A series of powerful thunderstorms swept across Michigan on Tuesday afternoon and evening with hurricane-force winds and one-inch-diameter hail in some areas. Gusts from 63 to 76 miles per hour were recorded in the region from mid-Michigan down to the Ohio border, which caused significant damage to the electrical infrastructure.
Utility poles were snapped, trees uprooted and power lines brought down during multiple storm waves that moved rapidly through the area. Traffic signals remained out randomly across the region while another series of rainstorms hit just around rush hour on Wednesday.
By late Tuesday night, DTE Energy and CMS Energy were reporting a combined total of nearly 400,000 customers. As of Wednesday morning, the number without power according to poweroutage.us was over 340,000. As of this writing, the number of customers without power in Michigan stood at 184,000.

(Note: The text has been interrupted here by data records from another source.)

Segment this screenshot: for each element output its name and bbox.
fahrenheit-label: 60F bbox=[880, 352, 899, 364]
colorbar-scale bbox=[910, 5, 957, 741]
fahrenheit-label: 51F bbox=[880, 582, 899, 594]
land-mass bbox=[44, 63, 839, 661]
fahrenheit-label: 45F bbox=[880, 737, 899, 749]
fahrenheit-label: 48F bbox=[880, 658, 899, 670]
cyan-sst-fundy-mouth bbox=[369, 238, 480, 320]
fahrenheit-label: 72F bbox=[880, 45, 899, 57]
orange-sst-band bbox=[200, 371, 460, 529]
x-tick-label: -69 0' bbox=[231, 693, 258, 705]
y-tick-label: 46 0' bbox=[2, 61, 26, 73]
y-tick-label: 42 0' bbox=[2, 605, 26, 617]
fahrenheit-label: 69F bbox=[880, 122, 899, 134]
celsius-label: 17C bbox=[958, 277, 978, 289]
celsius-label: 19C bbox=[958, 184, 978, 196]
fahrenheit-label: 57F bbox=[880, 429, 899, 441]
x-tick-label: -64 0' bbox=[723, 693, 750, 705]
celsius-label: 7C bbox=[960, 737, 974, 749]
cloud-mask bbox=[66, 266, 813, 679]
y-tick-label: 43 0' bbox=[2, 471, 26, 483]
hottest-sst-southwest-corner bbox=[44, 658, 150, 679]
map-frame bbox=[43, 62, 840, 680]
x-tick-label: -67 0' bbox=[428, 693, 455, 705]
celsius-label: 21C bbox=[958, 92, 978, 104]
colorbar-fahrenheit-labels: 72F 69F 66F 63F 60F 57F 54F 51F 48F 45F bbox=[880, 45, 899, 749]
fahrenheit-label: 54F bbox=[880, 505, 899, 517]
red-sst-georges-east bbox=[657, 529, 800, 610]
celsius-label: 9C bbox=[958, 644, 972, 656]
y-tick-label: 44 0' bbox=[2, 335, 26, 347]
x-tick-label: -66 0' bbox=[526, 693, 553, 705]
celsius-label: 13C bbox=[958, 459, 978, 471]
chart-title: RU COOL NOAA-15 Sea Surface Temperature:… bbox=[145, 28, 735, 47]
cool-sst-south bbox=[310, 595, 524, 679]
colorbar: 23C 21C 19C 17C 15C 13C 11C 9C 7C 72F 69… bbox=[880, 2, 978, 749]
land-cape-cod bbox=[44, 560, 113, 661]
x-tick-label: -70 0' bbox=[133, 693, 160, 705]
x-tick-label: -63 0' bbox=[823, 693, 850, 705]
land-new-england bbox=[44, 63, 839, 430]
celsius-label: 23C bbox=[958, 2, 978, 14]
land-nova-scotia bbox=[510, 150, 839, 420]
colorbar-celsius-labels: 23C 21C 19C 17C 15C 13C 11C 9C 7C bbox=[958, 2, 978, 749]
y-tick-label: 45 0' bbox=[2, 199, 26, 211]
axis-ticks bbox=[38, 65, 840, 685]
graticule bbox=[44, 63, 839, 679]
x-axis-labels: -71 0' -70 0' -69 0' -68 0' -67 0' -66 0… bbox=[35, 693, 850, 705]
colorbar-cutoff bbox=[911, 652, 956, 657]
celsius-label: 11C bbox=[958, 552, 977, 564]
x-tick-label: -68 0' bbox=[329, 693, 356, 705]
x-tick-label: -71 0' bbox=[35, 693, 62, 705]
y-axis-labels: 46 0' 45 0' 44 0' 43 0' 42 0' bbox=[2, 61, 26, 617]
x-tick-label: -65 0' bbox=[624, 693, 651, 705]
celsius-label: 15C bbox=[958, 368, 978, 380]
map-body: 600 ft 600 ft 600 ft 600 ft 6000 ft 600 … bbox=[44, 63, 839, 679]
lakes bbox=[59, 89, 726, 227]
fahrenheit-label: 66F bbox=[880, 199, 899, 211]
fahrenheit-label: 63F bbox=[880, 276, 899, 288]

DTE Energy said that it will take until the Labor Day weekend before power will be restored to all customers.
With increasing frequency, significant power outages are happening during storms almost any time of year in Michigan and the length of time for restoration for some energy customers can take a week or more.
While the cost of energy keeps rising, the reliability of service is deteriorating, and the anger of the public is growing. It is the case for a growing number of families and the elderly, who cannot afford the installation of an expensive gas-powered electric generator system, that they are losing an entire refrigerator or freezer full of food multiple times a year.
Along with the lack of electric appliances and critical air conditioning during the heat wave, those without power also lose access to the internet and do not have the ability to recharge their electronic devices unless they can do it from their cars. These solutions place the public at risk across a host of safety and security problems.
According to USA Today, “The slew of storms that wreaked havoc across Michigan was fueled by a blast of record-breaking heat that settled over the Plains and Midwest regions, as well as high humidity from the Southeast.”
The report continued, “The extreme heat, which brought all-time record temperatures to parts of Texas last week, expanded into the Plains and Midwest this week. On Tuesday, the afternoon high at Chicago O’Hare International Airport hit 98 degrees, breaking the record of 97 degrees set in 1973.
“The combination of heat and moisture from the South led to thunderstorms in South Dakota, Minnesota and Wisconsin, with damaging winds of 50 to 55 mph recorded in Minneapolis and Chicago, according to the weather service. The worst of the storms swept across Michigan on Tuesday.
“The threat of dangerous storms and intense heat has started to wane as a cold front began pushing across the Upper Plains and Midwest region on Wednesday. It will be followed by another cold front that could act as the ‘death knell’ to the summertime weather, according to Bill Deger, AccuWeather senior meteorologist.”
The escalating speed and intensity of storms are meeting up with a crumbling infrastructure as the energy monopolies refuse to invest in the modernization of the system by putting power lines underground. Companies like DTE Energy and CMS Energy, while they return dividends to their investors at regular intervals, pay their executives multi-million-dollar salaries and raise rates based on profit considerations, are insisting that their customers pay for the upgrades.